Filing an auto insurance claim starts with one basic step: contacting your insurer. If you're insured through Max Auto Insurance — or trying to reach them on behalf of someone who is — knowing how to find their claims contact information quickly matters, especially in the hours right after a crash.
This article explains how to locate a claims phone number, what to expect when you call, and how the broader claims process typically unfolds from that first contact forward.
Insurance companies generally provide claims contact information through several channels:
📋 If you're at the scene of an accident, your insurance card is typically the fastest source for this number. Keep a physical copy in your glove compartment, not just a digital version — phones can die or get damaged in a crash.
Regardless of which insurer you're calling, the initial claims call follows a predictable pattern. A representative will typically:
That claim number is important. Write it down immediately — you'll reference it in every future communication about the accident.
When you call Max Auto Insurance — or any insurer — the nature of your claim shapes the entire process.
| Claim Type | Who Files It | What It Covers |
|---|---|---|
| First-party claim | You, with your own insurer | Your vehicle damage, medical bills under PIP/MedPay, or uninsured motorist coverage |
| Third-party claim | You, with the at-fault driver's insurer | Compensation for your injuries and property damage from someone else's liability policy |
If you were not at fault and the other driver's insurer is Max Auto Insurance, you'd be filing a third-party claim against that policy — not your own. The contact process is similar, but the insurer's obligations and how they handle your claim differ significantly from how they'd handle a claim from their own policyholder.
Once a claim is open, an adjuster — an insurance company employee or independent contractor — takes over the investigation. Their job is to:
In at-fault states, fault assignment directly affects how liability payments flow. In no-fault states, your own insurer's Personal Injury Protection (PIP) coverage pays your medical expenses regardless of who caused the crash — up to your policy limits. The rules governing this vary significantly by state, and Max Auto Insurance's obligations to you will depend on which state your policy is issued in and where the accident occurred.

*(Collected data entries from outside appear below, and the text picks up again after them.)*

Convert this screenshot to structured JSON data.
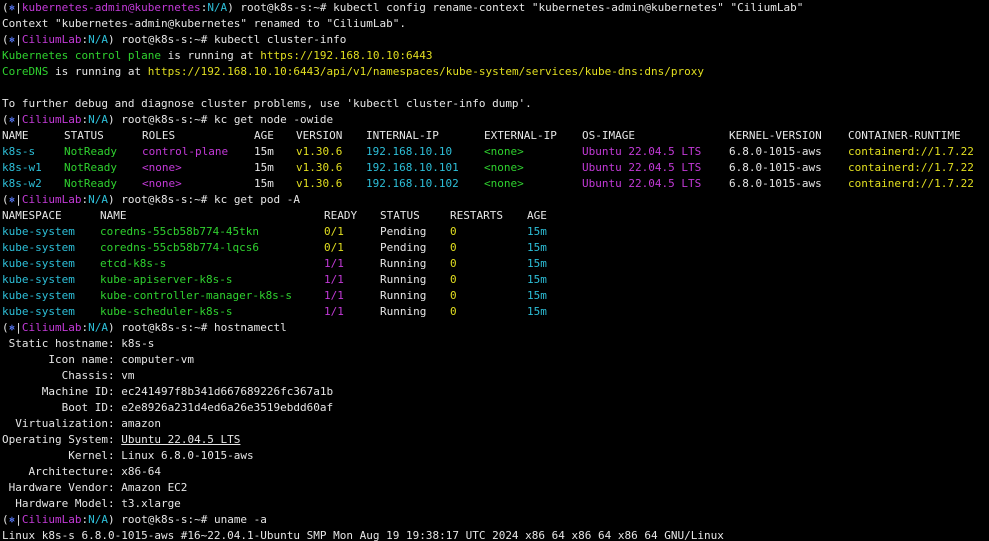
{
  "colors": {
    "fg": "#e6e6e6",
    "green": "#2fd12f",
    "yellow": "#e2df20",
    "magenta": "#c33ad8",
    "cyan": "#2dbfd8",
    "blue": "#5a7cff",
    "underline_fg": "#e6e6e6"
  },
  "lines": [
    [
      {
        "t": "(",
        "c": "fg"
      },
      {
        "t": "⎈",
        "c": "blue"
      },
      {
        "t": "|",
        "c": "fg"
      },
      {
        "t": "kubernetes-admin@kubernetes",
        "c": "magenta"
      },
      {
        "t": ":",
        "c": "fg"
      },
      {
        "t": "N/A",
        "c": "cyan"
      },
      {
        "t": ") root@k8s-s:~# kubectl config rename-context \"kubernetes-admin@kubernetes\" \"CiliumLab\"",
        "c": "fg"
      }
    ],
    [
      {
        "t": "Context \"kubernetes-admin@kubernetes\" renamed to \"CiliumLab\".",
        "c": "fg"
      }
    ],
    [
      {
        "t": "(",
        "c": "fg"
      },
      {
        "t": "⎈",
        "c": "blue"
      },
      {
        "t": "|",
        "c": "fg"
      },
      {
        "t": "CiliumLab",
        "c": "magenta"
      },
      {
        "t": ":",
        "c": "fg"
      },
      {
        "t": "N/A",
        "c": "cyan"
      },
      {
        "t": ") root@k8s-s:~# kubectl cluster-info",
        "c": "fg"
      }
    ],
    [
      {
        "t": "Kubernetes control plane",
        "c": "green"
      },
      {
        "t": " is running at ",
        "c": "fg"
      },
      {
        "t": "https://192.168.10.10:6443",
        "c": "yellow"
      }
    ],
    [
      {
        "t": "CoreDNS",
        "c": "green"
      },
      {
        "t": " is running at ",
        "c": "fg"
      },
      {
        "t": "https://192.168.10.10:6443/api/v1/namespaces/kube-system/services/kube-dns:dns/proxy",
        "c": "yellow"
      }
    ],
    [],
    [
      {
        "t": "To further debug and diagnose cluster problems, use 'kubectl cluster-info dump'.",
        "c": "fg"
      }
    ],
    [
      {
        "t": "(",
        "c": "fg"
      },
      {
        "t": "⎈",
        "c": "blue"
      },
      {
        "t": "|",
        "c": "fg"
      },
      {
        "t": "CiliumLab",
        "c": "magenta"
      },
      {
        "t": ":",
        "c": "fg"
      },
      {
        "t": "N/A",
        "c": "cyan"
      },
      {
        "t": ") root@k8s-s:~# kc get node -owide",
        "c": "fg"
      }
    ],
    {
      "table": "node_header"
    },
    {
      "table": "node_row_0"
    },
    {
      "table": "node_row_1"
    },
    {
      "table": "node_row_2"
    },
    [
      {
        "t": "(",
        "c": "fg"
      },
      {
        "t": "⎈",
        "c": "blue"
      },
      {
        "t": "|",
        "c": "fg"
      },
      {
        "t": "CiliumLab",
        "c": "magenta"
      },
      {
        "t": ":",
        "c": "fg"
      },
      {
        "t": "N/A",
        "c": "cyan"
      },
      {
        "t": ") root@k8s-s:~# kc get pod -A",
        "c": "fg"
      }
    ],
    {
      "table": "pod_header"
    },
    {
      "table": "pod_row_0"
    },
    {
      "table": "pod_row_1"
    },
    {
      "table": "pod_row_2"
    },
    {
      "table": "pod_row_3"
    },
    {
      "table": "pod_row_4"
    },
    {
      "table": "pod_row_5"
    },
    [
      {
        "t": "(",
        "c": "fg"
      },
      {
        "t": "⎈",
        "c": "blue"
      },
      {
        "t": "|",
        "c": "fg"
      },
      {
        "t": "CiliumLab",
        "c": "magenta"
      },
      {
        "t": ":",
        "c": "fg"
      },
      {
        "t": "N/A",
        "c": "cyan"
      },
      {
        "t": ") root@k8s-s:~# hostnamectl",
        "c": "fg"
      }
    ],
    [
      {
        "t": " Static hostname: k8s-s",
        "c": "fg"
      }
    ],
    [
      {
        "t": "       Icon name: computer-vm",
        "c": "fg"
      }
    ],
    [
      {
        "t": "         Chassis: vm",
        "c": "fg"
      }
    ],
    [
      {
        "t": "      Machine ID: ec241497f8b341d667689226fc367a1b",
        "c": "fg"
      }
    ],
    [
      {
        "t": "         Boot ID: e2e8926a231d4ed6a26e3519ebdd60af",
        "c": "fg"
      }
    ],
    [
      {
        "t": "  Virtualization: amazon",
        "c": "fg"
      }
    ],
    [
      {
        "t": "Operating System: ",
        "c": "fg"
      },
      {
        "t": "Ubuntu 22.04.5 LTS",
        "c": "fg",
        "u": true
      }
    ],
    [
      {
        "t": "          Kernel: Linux 6.8.0-1015-aws",
        "c": "fg"
      }
    ],
    [
      {
        "t": "    Architecture: x86-64",
        "c": "fg"
      }
    ],
    [
      {
        "t": " Hardware Vendor: Amazon EC2",
        "c": "fg"
      }
    ],
    [
      {
        "t": "  Hardware Model: t3.xlarge",
        "c": "fg"
      }
    ],
    [
      {
        "t": "(",
        "c": "fg"
      },
      {
        "t": "⎈",
        "c": "blue"
      },
      {
        "t": "|",
        "c": "fg"
      },
      {
        "t": "CiliumLab",
        "c": "magenta"
      },
      {
        "t": ":",
        "c": "fg"
      },
      {
        "t": "N/A",
        "c": "cyan"
      },
      {
        "t": ") root@k8s-s:~# uname -a",
        "c": "fg"
      }
    ],
    [
      {
        "t": "Linux k8s-s 6.8.0-1015-aws #16~22.04.1-Ubuntu SMP Mon Aug 19 19:38:17 UTC 2024 x86_64 x86_64 x86_64 GNU/Linux",
        "c": "fg"
      }
    ]
  ],
  "node_table": {
    "header": [
      "NAME",
      "STATUS",
      "ROLES",
      "AGE",
      "VERSION",
      "INTERNAL-IP",
      "EXTERNAL-IP",
      "OS-IMAGE",
      "KERNEL-VERSION",
      "CONTAINER-RUNTIME"
    ],
    "rows": [
      [
        "k8s-s",
        "NotReady",
        "control-plane",
        "15m",
        "v1.30.6",
        "192.168.10.10",
        "<none>",
        "Ubuntu 22.04.5 LTS",
        "6.8.0-1015-aws",
        "containerd://1.7.22"
      ],
      [
        "k8s-w1",
        "NotReady",
        "<none>",
        "15m",
        "v1.30.6",
        "192.168.10.101",
        "<none>",
        "Ubuntu 22.04.5 LTS",
        "6.8.0-1015-aws",
        "containerd://1.7.22"
      ],
      [
        "k8s-w2",
        "NotReady",
        "<none>",
        "15m",
        "v1.30.6",
        "192.168.10.102",
        "<none>",
        "Ubuntu 22.04.5 LTS",
        "6.8.0-1015-aws",
        "containerd://1.7.22"
      ]
    ],
    "col_colors": [
      "cyan",
      "green",
      "magenta",
      "fg",
      "yellow",
      "cyan",
      "green",
      "magenta",
      "fg",
      "yellow"
    ]
  },
  "pod_table": {
    "header": [
      "NAMESPACE",
      "NAME",
      "READY",
      "STATUS",
      "RESTARTS",
      "AGE"
    ],
    "rows": [
      [
        "kube-system",
        "coredns-55cb58b774-45tkn",
        "0/1",
        "Pending",
        "0",
        "15m"
      ],
      [
        "kube-system",
        "coredns-55cb58b774-lqcs6",
        "0/1",
        "Pending",
        "0",
        "15m"
      ],
      [
        "kube-system",
        "etcd-k8s-s",
        "1/1",
        "Running",
        "0",
        "15m"
      ],
      [
        "kube-system",
        "kube-apiserver-k8s-s",
        "1/1",
        "Running",
        "0",
        "15m"
      ],
      [
        "kube-system",
        "kube-controller-manager-k8s-s",
        "1/1",
        "Running",
        "0",
        "15m"
      ],
      [
        "kube-system",
        "kube-scheduler-k8s-s",
        "1/1",
        "Running",
        "0",
        "15m"
      ]
    ],
    "row_colors": [
      [
        "cyan",
        "green",
        "yellow",
        "fg",
        "yellow",
        "cyan"
      ],
      [
        "cyan",
        "green",
        "yellow",
        "fg",
        "yellow",
        "cyan"
      ],
      [
        "cyan",
        "green",
        "magenta",
        "fg",
        "yellow",
        "cyan"
      ],
      [
        "cyan",
        "green",
        "magenta",
        "fg",
        "yellow",
        "cyan"
      ],
      [
        "cyan",
        "green",
        "magenta",
        "fg",
        "yellow",
        "cyan"
      ],
      [
        "cyan",
        "green",
        "magenta",
        "fg",
        "yellow",
        "cyan"
      ]
    ]
  }
}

Not every call to an insurer produces the same result. What's actually available to you depends on the coverage types on the relevant policy:
Whether any of these apply to your specific situation depends on your actual policy, the facts of the accident, and your state's requirements.
Most insurers require prompt notice of an accident — meaning you should call as soon as it's reasonably possible, even before you've sorted out all the details. Waiting too long can complicate your claim.

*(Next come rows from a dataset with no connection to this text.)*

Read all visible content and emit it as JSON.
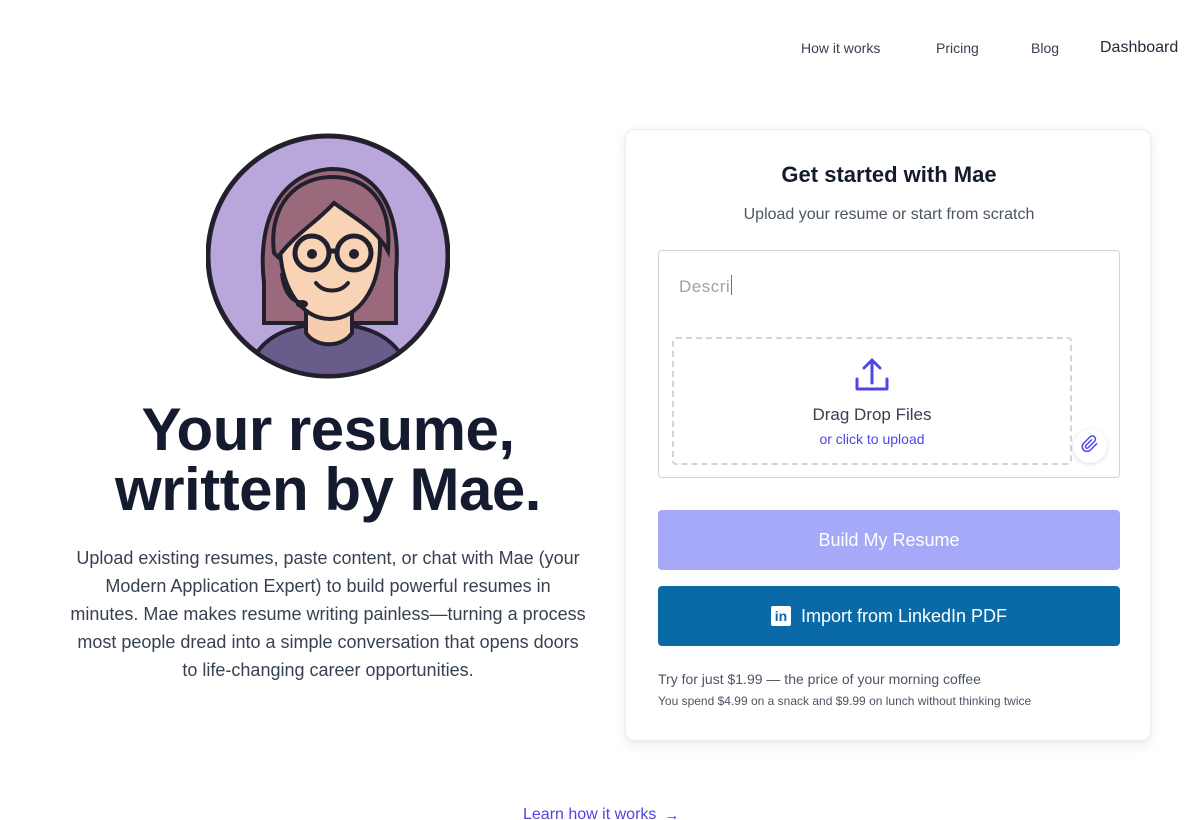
{
  "nav": {
    "how_it_works": "How it works",
    "pricing": "Pricing",
    "blog": "Blog",
    "dashboard": "Dashboard"
  },
  "hero": {
    "title_line1": "Your resume,",
    "title_line2": "written by Mae.",
    "description": "Upload existing resumes, paste content, or chat with Mae (your Modern Application Expert) to build powerful resumes in minutes. Mae makes resume writing painless—turning a process most people dread into a simple conversation that opens doors to life-changing career opportunities.",
    "avatar_icon": "mae-avatar-icon"
  },
  "card": {
    "title": "Get started with Mae",
    "subtitle": "Upload your resume or start from scratch",
    "input": {
      "value": "Descri"
    },
    "dropzone": {
      "icon": "upload-icon",
      "title": "Drag Drop Files",
      "link": "or click to upload"
    },
    "attach_icon": "paperclip-icon",
    "build_button": "Build My Resume",
    "linkedin_button": "Import from LinkedIn PDF",
    "linkedin_icon": "linkedin-icon",
    "price_line": "Try for just $1.99 — the price of your morning coffee",
    "price_sub": "You spend $4.99 on a snack and $9.99 on lunch without thinking twice"
  },
  "footer": {
    "learn_link": "Learn how it works",
    "arrow": "→"
  },
  "colors": {
    "accent": "#4f46e5",
    "build_button_bg": "#a5a9f7",
    "linkedin_bg": "#0a6aa8",
    "avatar_bg": "#b9a6db"
  }
}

⏱️ Beyond internal insurer deadlines, statutes of limitations govern how long you have to file a lawsuit if a claim doesn't resolve. These timeframes vary by state — typically ranging from one to six years for personal injury claims — and are separate from any insurer's internal reporting requirements.

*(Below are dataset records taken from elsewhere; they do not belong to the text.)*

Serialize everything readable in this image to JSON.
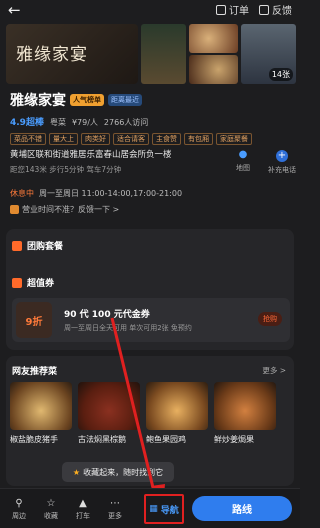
{
  "topbar": {
    "back_icon": "arrow-left-icon",
    "orders_label": "订单",
    "feedback_label": "反馈"
  },
  "gallery": {
    "logo_text": "雅缘家宴",
    "count_badge": "14张"
  },
  "restaurant": {
    "name": "雅缘家宴",
    "badge_popular": "人气榜单",
    "badge_recent": "距离最近",
    "score": "4.9超棒",
    "cuisine": "粤菜",
    "price": "¥79/人",
    "visits": "2766人访问",
    "tags": [
      "菜品不错",
      "量大上",
      "肉类好",
      "适合请客",
      "主食赞",
      "有包厢",
      "家庭聚餐"
    ]
  },
  "address": {
    "line": "黄埔区联和街道雅居乐富春山居会所负一楼",
    "sub": "距您143米  步行5分钟  驾车7分钟",
    "map_label": "地图",
    "phone_label": "补充电话"
  },
  "hours": {
    "status": "休息中",
    "schedule": "周一至周日 11:00-14:00,17:00-21:00"
  },
  "feedback": {
    "text": "营业时间不准？反馈一下 >"
  },
  "group_deal": {
    "header": "团购套餐",
    "coupon_header": "超值券",
    "coupon": {
      "discount": "9折",
      "title": "90 代 100 元代金券",
      "sub": "周一至周日全天可用 单次可用2张 免预约",
      "button": "抢购"
    }
  },
  "recommend": {
    "header": "网友推荐菜",
    "more": "更多 >",
    "dishes": [
      {
        "name": "椒盐脆皮猪手"
      },
      {
        "name": "古法焖黑棕鹅"
      },
      {
        "name": "鲍鱼果园鸡"
      },
      {
        "name": "鲜炒姜焗果"
      }
    ]
  },
  "toast": {
    "text": "收藏起来，随时找到它"
  },
  "bottom_nav": {
    "nearby": "周边",
    "favorite": "收藏",
    "taxi": "打车",
    "more": "更多",
    "navigate": "导航",
    "route": "路线"
  }
}
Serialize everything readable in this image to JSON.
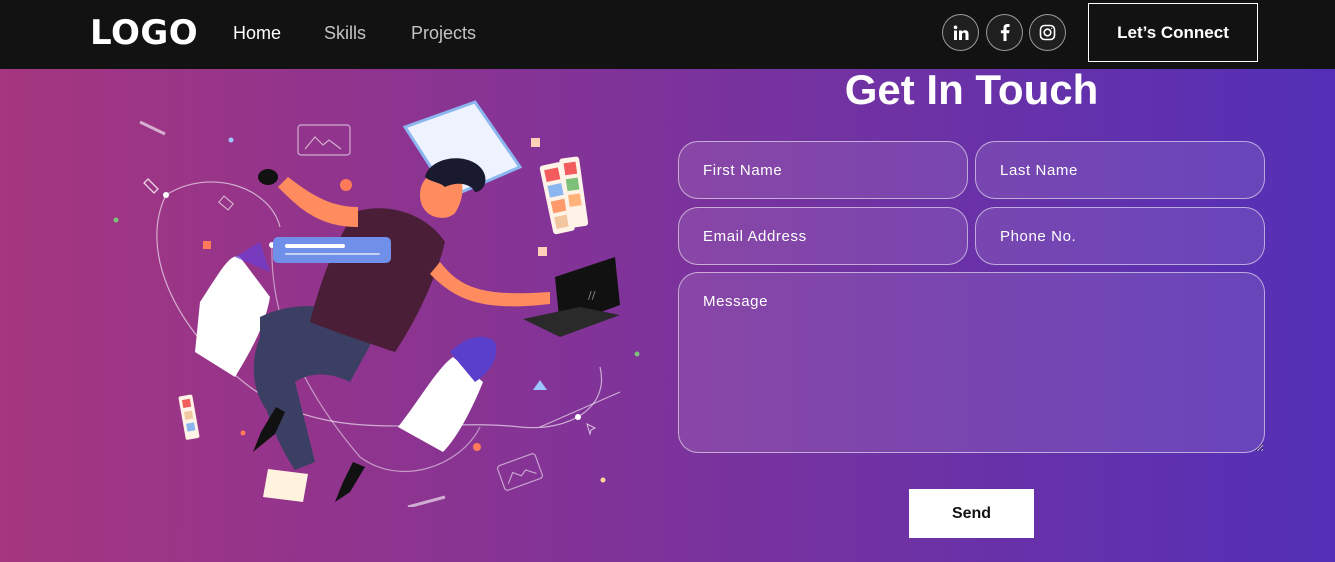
{
  "navbar": {
    "logo": "LOGO",
    "links": [
      {
        "label": "Home"
      },
      {
        "label": "Skills"
      },
      {
        "label": "Projects"
      }
    ],
    "social_icons": [
      "linkedin-icon",
      "facebook-icon",
      "instagram-icon"
    ],
    "connect_label": "Let’s Connect"
  },
  "contact": {
    "title": "Get In Touch",
    "fields": {
      "first_name": "First Name",
      "last_name": "Last Name",
      "email": "Email Address",
      "phone": "Phone No.",
      "message": "Message"
    },
    "send_label": "Send"
  },
  "colors": {
    "navbar_bg": "#121212",
    "gradient_start": "#AA367C",
    "gradient_end": "#4A2FBD"
  }
}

While your claim is open, preserve everything: photos of the scene, medical records and bills, communications with the insurer, repair estimates, and documentation of any time missed from work.
The phone call to file a claim is just the starting point. What ultimately happens — how much is paid, how quickly, and by whom — depends on variables that no phone representative can answer in that first conversation:
The claims phone number gets the process started. What the process produces from there is shaped entirely by those specifics — none of which are determined during the initial call.